In his discussion about ambition, Mr Bharara wrote, “Ambitious people tend to think of every endeavor as a ball game in which they’re going to pitch a perfect game. It doesn’t work that way.” Instead, he says, that approach is both unrealistic and arrogant. As administrators, we need to direct our staff to learn how to be good rather than perfect—how to do the right procedures, to communicate with residents, family and other staff members, and the right way to strive for greatness. We are meant to support our staffs’ commitment to care, to help them acquire the knowledge and skills they need to address the complexities of the residents we serve, and to encourage them to have patience with others who may not possess the same level of knowledge and skill.
We also want to support and cultivate our employees’ curiosity about the “whys” of care delivery. Simply telling staff to follow a policy or procedure without providing a rationale as to why this is the accepted way to provide care is not enough. We want our staff to ask questions, even if those inquiries seem basic, controversial, or challenging, as we all come from different perspectives with different experiences. This is most important when working with certified nursing assistants who may not have a basis of understanding about why we render specific care or follow a particular regulation for a given individual.
One technique that Mr Bharara championed is to understand how much the employee knows about a specific task. He said it is important to ask the question, “’Tell me how you do this procedure as if I’m your nine-year old nephew.’” According to Mr Bharara, this allows us to get to the heart of what the staff understands about the procedure as well as the rationale for doing it in a particular way. Further, it allows us to clarify any missteps or inconsistencies in their base of knowledge.
He also suggested that “soft words do more than hard blows” when attempting to determine the truth from someone being accused of a crime. This may be helpful advice when an administrator is trying to determine how a report of abuse or neglect or a possible work rule violation occurred.
In his prosecution of a variety of powerful criminals and institutions, Mr Bharara noted, “Every institution is vulnerable, no matter how great. No matter how much you’ve achieved, no matter how far you’ve gone, no matter how much power you’ve garnered, you are vulnerable to decline.” This statement makes me think about the concept that the administrator is expected to be the smartest person in the room—the pressure of which leads to choices that result in facility decline. However, when a person is trying to play this role, two things tend to happen. The first is that a person who has a need to be the smartest person tends not to be able to hear what is being said by others, as their primary focus is on staying one step ahead of everyone else rather than listening. The second issue is that this individual also tends to select those around him or her who clearly are not the best and brightest—presumably so as not to threaten or compete with that person’s intelligence—which leads to a downfall of the facility, poor morale of the individuals, and a clear lack of leadership.

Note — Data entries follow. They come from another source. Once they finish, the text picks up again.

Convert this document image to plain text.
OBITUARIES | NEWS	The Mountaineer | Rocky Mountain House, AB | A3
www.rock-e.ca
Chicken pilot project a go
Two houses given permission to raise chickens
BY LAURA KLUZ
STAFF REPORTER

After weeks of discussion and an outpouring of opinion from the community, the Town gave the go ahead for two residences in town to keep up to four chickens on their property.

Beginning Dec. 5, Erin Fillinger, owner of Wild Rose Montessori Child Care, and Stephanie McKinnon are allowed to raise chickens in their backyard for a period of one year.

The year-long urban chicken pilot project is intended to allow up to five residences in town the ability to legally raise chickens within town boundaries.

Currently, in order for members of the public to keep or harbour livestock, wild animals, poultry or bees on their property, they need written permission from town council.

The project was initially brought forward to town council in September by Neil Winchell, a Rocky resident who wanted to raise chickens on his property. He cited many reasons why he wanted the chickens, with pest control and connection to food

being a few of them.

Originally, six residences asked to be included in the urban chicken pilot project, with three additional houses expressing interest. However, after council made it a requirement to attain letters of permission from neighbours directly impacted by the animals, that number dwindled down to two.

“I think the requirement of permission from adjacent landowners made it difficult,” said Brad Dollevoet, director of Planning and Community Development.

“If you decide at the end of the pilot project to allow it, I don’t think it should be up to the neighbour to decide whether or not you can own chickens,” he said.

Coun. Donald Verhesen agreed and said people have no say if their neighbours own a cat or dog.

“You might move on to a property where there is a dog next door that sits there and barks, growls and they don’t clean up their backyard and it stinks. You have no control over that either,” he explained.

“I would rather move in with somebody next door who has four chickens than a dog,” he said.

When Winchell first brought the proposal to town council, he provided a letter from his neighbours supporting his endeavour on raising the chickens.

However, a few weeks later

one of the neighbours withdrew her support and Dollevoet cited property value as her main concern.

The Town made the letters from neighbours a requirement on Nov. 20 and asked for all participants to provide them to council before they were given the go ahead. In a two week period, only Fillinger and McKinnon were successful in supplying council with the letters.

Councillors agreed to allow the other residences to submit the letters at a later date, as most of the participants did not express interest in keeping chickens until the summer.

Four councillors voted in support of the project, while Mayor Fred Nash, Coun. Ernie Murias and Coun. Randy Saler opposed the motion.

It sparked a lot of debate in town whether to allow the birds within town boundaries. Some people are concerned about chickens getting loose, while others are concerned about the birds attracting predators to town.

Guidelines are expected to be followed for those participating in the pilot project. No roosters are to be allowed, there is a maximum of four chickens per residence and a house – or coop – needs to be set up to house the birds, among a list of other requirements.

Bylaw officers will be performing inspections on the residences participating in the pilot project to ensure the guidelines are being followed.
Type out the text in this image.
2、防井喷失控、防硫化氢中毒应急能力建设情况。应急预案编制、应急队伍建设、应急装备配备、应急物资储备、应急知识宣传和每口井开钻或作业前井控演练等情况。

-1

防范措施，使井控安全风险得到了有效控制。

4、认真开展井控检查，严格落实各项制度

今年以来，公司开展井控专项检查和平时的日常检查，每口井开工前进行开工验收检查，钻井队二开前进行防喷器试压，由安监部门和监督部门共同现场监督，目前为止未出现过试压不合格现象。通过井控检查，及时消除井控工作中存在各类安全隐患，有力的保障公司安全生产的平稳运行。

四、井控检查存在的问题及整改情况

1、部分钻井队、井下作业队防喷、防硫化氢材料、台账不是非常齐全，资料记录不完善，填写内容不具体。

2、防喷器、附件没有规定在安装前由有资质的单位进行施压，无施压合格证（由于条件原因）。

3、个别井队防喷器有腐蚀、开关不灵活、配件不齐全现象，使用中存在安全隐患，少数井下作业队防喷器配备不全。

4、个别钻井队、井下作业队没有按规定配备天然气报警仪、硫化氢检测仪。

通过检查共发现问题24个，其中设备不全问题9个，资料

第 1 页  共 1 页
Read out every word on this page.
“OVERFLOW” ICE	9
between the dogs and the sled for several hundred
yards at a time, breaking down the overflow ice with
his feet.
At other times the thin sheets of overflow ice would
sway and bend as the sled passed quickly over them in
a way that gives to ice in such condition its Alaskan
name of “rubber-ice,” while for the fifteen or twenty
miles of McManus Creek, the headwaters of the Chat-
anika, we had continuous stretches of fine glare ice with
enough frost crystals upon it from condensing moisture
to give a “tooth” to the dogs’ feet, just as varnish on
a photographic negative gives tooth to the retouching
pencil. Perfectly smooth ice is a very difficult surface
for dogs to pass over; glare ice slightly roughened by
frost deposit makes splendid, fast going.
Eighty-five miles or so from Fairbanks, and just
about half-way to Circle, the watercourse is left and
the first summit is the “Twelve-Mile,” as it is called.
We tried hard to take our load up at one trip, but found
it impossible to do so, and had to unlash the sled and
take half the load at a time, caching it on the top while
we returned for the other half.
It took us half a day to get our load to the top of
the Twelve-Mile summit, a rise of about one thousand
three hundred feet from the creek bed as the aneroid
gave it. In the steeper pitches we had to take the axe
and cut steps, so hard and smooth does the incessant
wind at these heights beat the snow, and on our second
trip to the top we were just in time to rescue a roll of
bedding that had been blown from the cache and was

Through his years of prosecuting criminal behavior, Mr Bharara noted that individuals and their businesses tended to focus on profit and market share while providing almost no discussion about integrity. Compliance programs and regulatory authorities can provide little intervention if employees fail to see behavior as problematic or to know how and why to report issues they observe. With his experience in massive frauds and cover-ups, it took people without integrity to enable those crimes to occur and for those crimes to go unreported, whether it was a Ponzi scheme or the sexual abuse of children.
Integrity does not require a formula, but it does require that individuals use their common sense when dealing with issues that do not pass the smell test. It also requires a culture that is not willing to cross the line into unacceptable behavior, whether that includes an inappropriate length of stay, known yet unreported errors, or the insufficient number of staff to meet the needs of the residents.
How administrators shape the culture of the facility and promote the values of the organization has a profound affect upon whether staff stay or leave; whether residents feel they receive appropriate care; and whether families have confidence in the staff to provide for the care of individuals. In the end, this is what we all want for our employees, our residents, and ourselves.
Bharara P. Doing Justice: A Prosecutor’s Thoughts on Crime, Punishment, and the Rule of Law. New York City, New York: Alfred A Knopf; 2019.